Ruben Mesa, MD: Let’s delve a little into how we might use some of the agents, perhaps stratified a bit by when they might be approved. But Angela, Stephen had shared with us that pacritinib is helpful for people with thrombocytopenia. If that drug is approved sometime soon, where might you think of that, in the front line, in the second line, certain platelet levels that might engage you to consider that drug?

Angela Fleischman, MD, PhD: That’s a great question. It really will be great to have more JAK inhibitors in our tool set because as each patient with myelofibrosis is unique, there’s not a one-size-fits all JAK inhibitor. I think based on the anticipated approval, for somebody with a very low platelet count below 50,000 pacritinib may be a very clear choice there. However, for people whose platelet counts may be above 50,000 and may technically meet appropriate criteria for ruxolitinib or fedratinib, but who are the cytopenic type of person, where you’d be concerned about giving another JAK inhibitor that might bring them from anemic to now transfusion-dependent, or are concerned that you don’t have much cushion with their platelet count, pacritinib might be an appropriate go-to option for these more cytopenic patients with myelofibrosis [MF]. Whereas if somebody is very proliferative and you’d like to cytoreduce them, then maybe one of the other JAK inhibitors might be a clearer choice than pacritinib.

Ruben Mesa, MD: It’s interesting. I think we’ll learn a lot more as we have a therapy in the clinic, and we have more flexibility. I was talking with some of our colleagues who do stem cell transplantation, and they state that it is their goal to sometimes have the patient have the best JAK inhibitor response pretransplant, shrink the spleen to the maximum degree. And sometimes as patients are progressing to transplant, they’re pretty cytopenic, some of them are on fairly modest doses of [ruxolitinib]. And they’re pretty excited about trying to jump in with pacritinib and see as a run into transplant, might that be one important niche?

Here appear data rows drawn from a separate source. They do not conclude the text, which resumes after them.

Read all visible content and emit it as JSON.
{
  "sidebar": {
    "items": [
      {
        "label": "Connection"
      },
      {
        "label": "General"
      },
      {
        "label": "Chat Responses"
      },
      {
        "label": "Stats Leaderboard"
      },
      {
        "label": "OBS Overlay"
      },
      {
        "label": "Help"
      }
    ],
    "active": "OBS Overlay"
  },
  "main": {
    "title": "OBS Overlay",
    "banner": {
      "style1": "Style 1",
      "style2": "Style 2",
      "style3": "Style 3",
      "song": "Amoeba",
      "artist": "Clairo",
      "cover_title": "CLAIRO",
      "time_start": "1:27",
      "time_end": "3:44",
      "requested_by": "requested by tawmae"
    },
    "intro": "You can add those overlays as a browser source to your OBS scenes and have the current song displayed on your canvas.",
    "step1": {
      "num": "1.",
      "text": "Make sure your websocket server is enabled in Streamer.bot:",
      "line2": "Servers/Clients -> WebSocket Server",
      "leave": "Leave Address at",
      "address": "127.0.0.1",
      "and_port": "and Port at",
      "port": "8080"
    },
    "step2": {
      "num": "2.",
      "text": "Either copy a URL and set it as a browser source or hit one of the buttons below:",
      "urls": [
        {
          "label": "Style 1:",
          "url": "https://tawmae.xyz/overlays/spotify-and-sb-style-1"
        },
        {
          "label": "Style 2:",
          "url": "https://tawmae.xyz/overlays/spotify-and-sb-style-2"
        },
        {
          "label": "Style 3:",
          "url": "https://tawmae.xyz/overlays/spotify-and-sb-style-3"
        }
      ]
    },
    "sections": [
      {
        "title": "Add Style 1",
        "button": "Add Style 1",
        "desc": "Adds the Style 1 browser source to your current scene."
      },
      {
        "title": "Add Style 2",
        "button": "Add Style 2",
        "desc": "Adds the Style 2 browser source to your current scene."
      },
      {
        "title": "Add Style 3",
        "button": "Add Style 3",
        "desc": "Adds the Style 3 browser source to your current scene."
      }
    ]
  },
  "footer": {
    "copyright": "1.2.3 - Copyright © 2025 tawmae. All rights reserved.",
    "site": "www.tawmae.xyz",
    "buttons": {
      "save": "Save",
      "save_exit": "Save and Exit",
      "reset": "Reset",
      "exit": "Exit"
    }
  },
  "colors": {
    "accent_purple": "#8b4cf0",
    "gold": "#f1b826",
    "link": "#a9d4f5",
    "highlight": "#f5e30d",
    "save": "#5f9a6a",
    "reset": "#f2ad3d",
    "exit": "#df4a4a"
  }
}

Angela Fleischman, MD, PhD: Correct, yes.

Ruben Mesa, MD: Stephen, any thoughts? Where might it fit for you, in maybe that 50,000 to 100,000 [platelet count] range? I think Angela raised an important point. Technically on-label, all 3 JAK inhibitors would have that 50,000 to 100,000 range, and there would be some individualizing features. What might you consider as you try to think whether this is someone I’m going to start with pacritinib, or fedratinib has some data in that group? How might you sequence it?

Stephen Oh, MD, PhD: I have a similar view. For sure below 50,000, I think that if it’s available, whether it’s up front or subsequent to a trial of another JAK inhibitor, I think pacritinib is the obvious choice there. In that 50,000 to 100,000 range, I agree that there you could be considering, for instance, ruxolitinib or pacritinib. And keeping in mind that while ruxolitinib could be used, it is often very difficult to get up to a dose of ruxolitinib to achieve a meaningful symptom and spleen benefit. If I can’t get above 5 mg twice a day with ruxolitinib in that kind of category, I’m not typically expecting to see a robust improvement in spleen or symptoms. We know from the literature that, in general, you need to get to 10 mg BID [twice a day] of ruxolitinib to see a substantial improvement. So there I think it’s potentially reasonable to consider pacritinib, and maybe that would also be reinforced by that particular profile of that cytopenic patient with MF. That’s in particular where there are going to be a couple of choices, but again, reasons why upfront pacritinib in that setting could be a good choice. And even if one might consider using ruxolitinib initially, it might be apparent right away, let’s say the platelet count starts dropping, and again an inability to get to that 10 mg BID dose of ruxolitinib, then it might be a relatively early switch to pacritinib.

This transcript has been edited for clarity.